3
votes

I have an associative array, which keys I want to use in numbers. What I mean: The array is kinda like this:

$countries = array
    "AD"  =>  array("AND", "Andorra"),
    "BG"  =>  array("BGR", "Bulgaria")
);

Obviously AD is 0 and BG is 1, but when I print $countries[1] it doesn't display even "Array". When I print $countries[1][0] it also doesn't display anything. I have the number of the key, but I shouldn't use the associative key.

4
You want to use a string key and a numeric key. Why don't you do this with a SQL TABLE with a schema of id, code, name?Fabián Heredia Montiel
Maybe it's not so obvious that "AD is 0". Maybe it's not even true?Kerrek SB
fabianhjr: Yes and II cant use an SQL Table, because the script has a lot of modules and I'm not sure which uses which. KerrekSB: Why?user890450

4 Answers

20
votes

Perfect use case for array_values:

$countries = array_values($countries);

Then you can retrieve the values by their index:

$countries[0][0]; // "AND"
$countries[0][1]; // "Andorra"
$countries[1][0]; // "BGR"
$countries[1][1]; // "Bulgaria"
4
votes

array_keys() will give you the array's keys. array_values() will give you the array's values.

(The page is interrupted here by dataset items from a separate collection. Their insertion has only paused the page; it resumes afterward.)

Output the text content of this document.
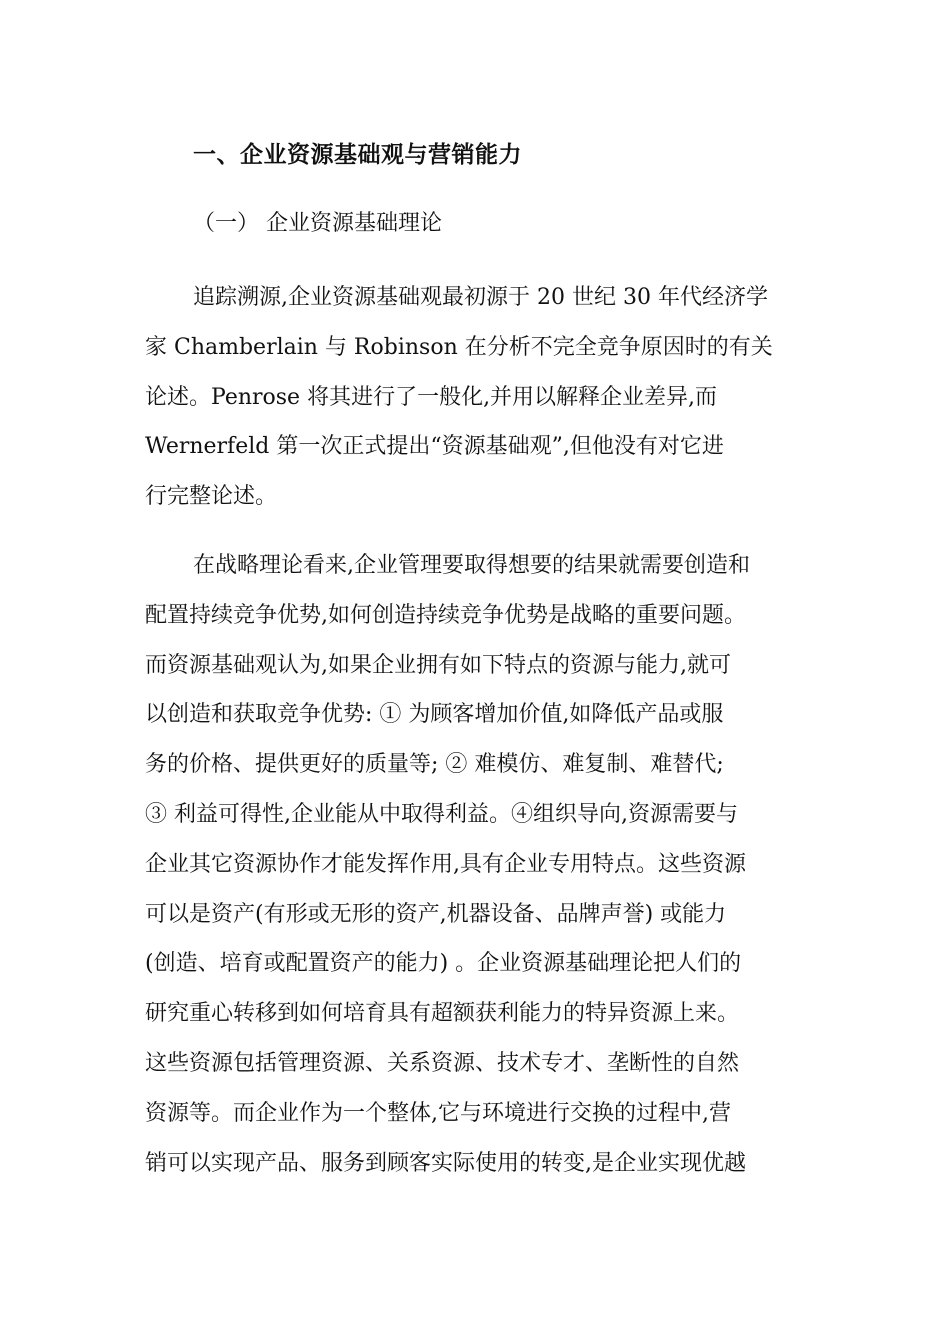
一、企业资源基础观与营销能力
（一） 企业资源基础理论
追踪溯源,企业资源基础观最初源于 20 世纪 30 年代经济学
家 Chamberlain 与 Robinson 在分析不完全竞争原因时的有关
论述。Penrose 将其进行了一般化,并用以解释企业差异,而
Wernerfeld 第一次正式提出“资源基础观”,但他没有对它进
行完整论述。
在战略理论看来,企业管理要取得想要的结果就需要创造和
配置持续竞争优势,如何创造持续竞争优势是战略的重要问题。
而资源基础观认为,如果企业拥有如下特点的资源与能力,就可
以创造和获取竞争优势: ① 为顾客增加价值,如降低产品或服
务的价格、提供更好的质量等; ② 难模仿、难复制、难替代;
③ 利益可得性,企业能从中取得利益。④组织导向,资源需要与
企业其它资源协作才能发挥作用,具有企业专用特点。这些资源
可以是资产(有形或无形的资产,机器设备、品牌声誉) 或能力
(创造、培育或配置资产的能力) 。企业资源基础理论把人们的
研究重心转移到如何培育具有超额获利能力的特异资源上来。
这些资源包括管理资源、关系资源、技术专才、垄断性的自然
资源等。而企业作为一个整体,它与环境进行交换的过程中,营
销可以实现产品、服务到顾客实际使用的转变,是企业实现优越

Both will be indexed numerically.

1
votes

you might convert it into a numeric array:

    $countries = array(
    "AD"  =>  array("AND", "Andorra"),
    "BG"  =>  array("BGR", "Bulgaria")
);
$con=array();
$i=0;
foreach($countries as $key => $value){
    $con[$i]=$value;
    $i++;
}
echo $con[1][1];

//the result is Bulgaria
0
votes

There are a couple of workarounds to get what you want. Besides crafting a secondary key-map array, injecting references, or an ArrayAccess abomination that holds numeric and associative keys at the same time, you could also use this:

 print current(array_slice( current(array_slice($countries, 1)), 0));

That's the fugly workaround to $countries[1][0]. Note that array keys appear to appear in the same order still; bemusing.